Although there are other approaches in the literature dealing with QoS assurance in vehicular networks, such as information-centric proposals powered with features to limit packet delivery time [8], the spread of 5G solutions carries inherent advantages for data flow management. In this section, we explore the most relevant network slicing proposals in frames of the 5G ecosystem to enable the development of novel IoV applications. It is shown the high interest in the research area, although important gaps are found in real implementations, emphasizing IoV adaptation and end-to-end slice management distribution.

Campolo et al. introduced the benefits of network slicing when applied in vehicular scenarios [9,10]. Both works expose the technological solutions and network-enablers for the successful implementation of slicing frameworks aligned with ongoing 3GPP standardization activities, by making use of the most novel network softwarization advances. In this line, the authors highlighted the interaction of Network Function Virtualization (NFV), Software Defined Networks (SDN) and MEC as the keystones for the development of network slicing solutions for Intelligent Transportation Systems (ITS). Besides, the authors identified the main requirements for network slicing systems devoted to vehicular services: support for multi-tenancy services with a massive number of users, transparent mobility for the heterogeneous variety of connected vehicles, slice isolation and security, and dynamic slices providing seamless connectivity to vehicles in different scenarios with diverse connectivity conditions. Within the same research line, the authors dealt with an initial implementation of such slicing framework in [11], especially focusing on the mobility of vehicles under inter-domain handovers in 3GPP networks. Hence, a roaming-capable slicing approach was developed by using the support of SDN functions to assist handovers. A validation of the framework was presented using a network emulator.

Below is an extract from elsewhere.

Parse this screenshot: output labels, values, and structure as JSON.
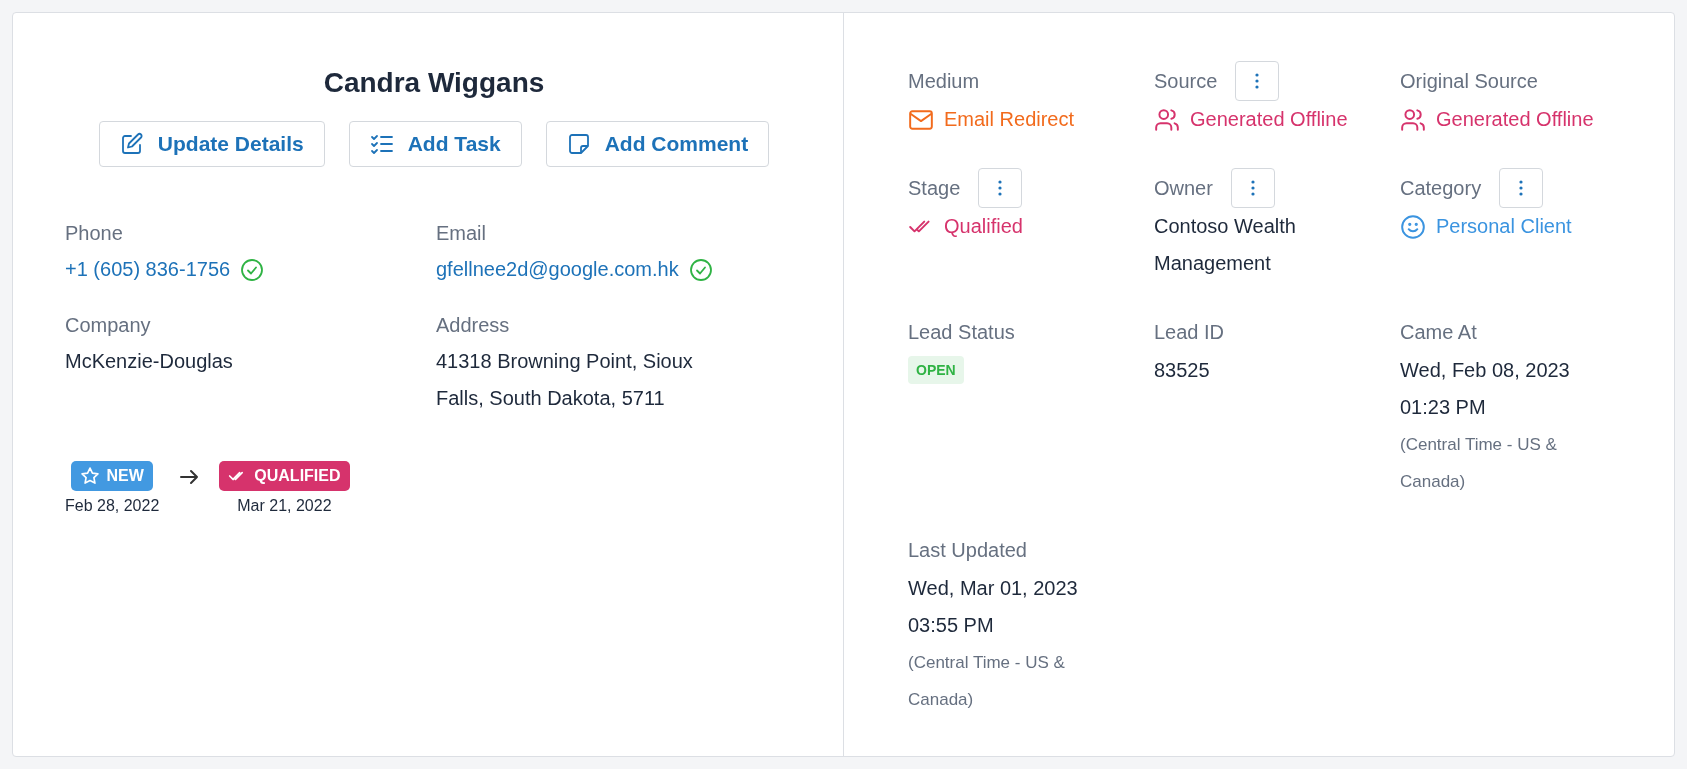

Several slicing schemes have been proposed in the related literature but always from analytic or numeric simulation perspectives. Therefore, gaps have been identified related to the real implementation of 5G slicing platforms and their validation in vehicular scenarios. The authors of [12] employed the Euclidean norm theory for proposing a reliability and latency joint function to evaluate the impact of reliability and latency in 5G vehicular networks. From this evaluation, a network slicing solution was proposed in order to improve the system performance in terms of these two parameters. In [13], a cell planning scheme was proposed with the aim of maximizing the RAN resource efficiency while meeting certain Quality of Service (QoS) requirements. The authors employed a convex inner approximation and the simulation results validated this proposal. Another network slicing mechanism was proposed in [14], in this case focusing on mobility management. The authors validated their proposal by demonstrating a reduction in the average cost of processing a mobility event. In [15], a slicing scheme and an optical-network-units migration algorithm for dynamic vehicle communication applications were presented. An improvement in terms of switching times and transmission distance were attained, which lead to maximized bandwidth utilization. The issue of efficiently creating network slices from a given pool of network resources was investigated in [16]. This was studied from an analytic perspective considering it as a combinatorial optimization problem. With this approach, the authors achieved to increase the resource utilization efficiency.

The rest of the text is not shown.